Aldous Huxley beschrieb bereits 1932 in seinem Weltbesteller Roman „Brave New World“ eine „Schöne neue Welt“ im Jahr 2540 n. Chr. in der perfekter Wohlstand herrscht, aber auch durch genetische Veränderung rund die Hälfte der Menschheit zu Arbeitssklaven mutiert wurden. Mark Zuckerberg hat mit seinem Facebook-Imperium eine digitale Parallelwelt geschaffen und vereint nahezu zwei Milliarden Menschen auf seiner Plattform. Nun schickt er sich an Facebook zum Trendsetter der virtuellen Welten zu machen.

Letzte Woche präsentierte er auf seiner hauseigenen Entwicklerkonferenz f8 unter dem Motto „Act 2“ seine Vision wie wir Menschen zukünftig auf seinen Plattformen ganz neu miteinander interagieren werden. Die Zauberwörter dabei heißen Virtual Reality und Augmented Reality. Bereits vor drei Jahren erregte Zuckerberg großes Aufsehen als er das kleine Virtual Reality Start-up Oculus Rift für zwei Milliarden Dollar kaufte. „Die Geschichte unserer Industrie lehrt uns, dass dass es alle zehn bis 15 Jahre eine neue Tech-Plattform gibt: PCs, Internet, Mobile. Mobile ist die Plattform von heute, mit Virtual Reality steht ein nächster Sprung an, der uns völlig neue Erfahrungen bietet“, sagte Zuckerberg damals.

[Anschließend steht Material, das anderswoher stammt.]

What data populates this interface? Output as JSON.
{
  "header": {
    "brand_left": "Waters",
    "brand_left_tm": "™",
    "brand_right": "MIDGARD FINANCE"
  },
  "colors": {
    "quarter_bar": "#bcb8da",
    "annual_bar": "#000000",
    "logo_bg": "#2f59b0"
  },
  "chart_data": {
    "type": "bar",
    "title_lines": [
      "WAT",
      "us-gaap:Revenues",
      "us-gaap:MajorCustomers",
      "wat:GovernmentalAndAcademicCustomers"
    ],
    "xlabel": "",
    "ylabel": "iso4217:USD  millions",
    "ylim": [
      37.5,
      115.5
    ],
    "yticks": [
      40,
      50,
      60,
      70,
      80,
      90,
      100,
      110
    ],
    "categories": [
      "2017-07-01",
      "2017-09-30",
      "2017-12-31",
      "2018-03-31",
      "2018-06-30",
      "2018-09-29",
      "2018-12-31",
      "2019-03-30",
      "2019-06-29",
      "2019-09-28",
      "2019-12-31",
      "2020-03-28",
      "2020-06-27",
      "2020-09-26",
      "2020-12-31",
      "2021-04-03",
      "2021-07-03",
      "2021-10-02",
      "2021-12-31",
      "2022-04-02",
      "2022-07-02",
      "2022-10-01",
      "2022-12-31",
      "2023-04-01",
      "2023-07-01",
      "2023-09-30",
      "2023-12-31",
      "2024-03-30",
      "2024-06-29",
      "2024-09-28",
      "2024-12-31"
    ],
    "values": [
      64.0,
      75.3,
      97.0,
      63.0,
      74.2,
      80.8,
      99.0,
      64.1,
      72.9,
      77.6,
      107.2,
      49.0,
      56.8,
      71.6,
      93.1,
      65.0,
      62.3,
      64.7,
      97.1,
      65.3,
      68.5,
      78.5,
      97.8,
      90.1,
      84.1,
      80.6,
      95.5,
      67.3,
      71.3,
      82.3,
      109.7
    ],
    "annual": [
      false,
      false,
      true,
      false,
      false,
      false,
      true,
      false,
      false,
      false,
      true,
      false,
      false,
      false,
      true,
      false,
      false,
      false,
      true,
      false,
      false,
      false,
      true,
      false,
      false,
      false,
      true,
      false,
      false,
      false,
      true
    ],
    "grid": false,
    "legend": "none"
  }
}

Die Technologie ist für viele „the next big thing“. Die Menschen sehen und erleben, wie die analoge mit der digitalen Welt verschmilzt. Die Experten der Citygroup rechnen für 2025 mit einem globalen VR-Markt von 569 Milliarden Dollar. Zuckerberg hat erkannt, dass die Menschen auf seinen Plattformen immer mehr Bilder und Videos teilen und der Textanteil zurückgeht. Dementsprechend war es nun folgerichtig, dass er auf seiner Entwicklerkonferenz als „Act 2“ die erste Augmented Reality Plattform für den Breiteneinsatz vorstellte. Programmierer sollen über die offene Plattform die Möglichkeit haben Anwendungen zu entwickeln ohne zunächst eine Kamera zu bauen und zu schauen dass sie genutzt wird. Damit feuerte er eine Breitseite gegen den Erzrivalen Snapchat ab, der sich beim Börsengang als Kamera Unternehmen bezeichnete. Facebooks grosse Fortschritte im Bereich künstlicher Intelligenz und die gigantische Nutzerbasis von 2 Milliarden könnten der Schlüssel für Zucks „Schöne neue Welt“ sein.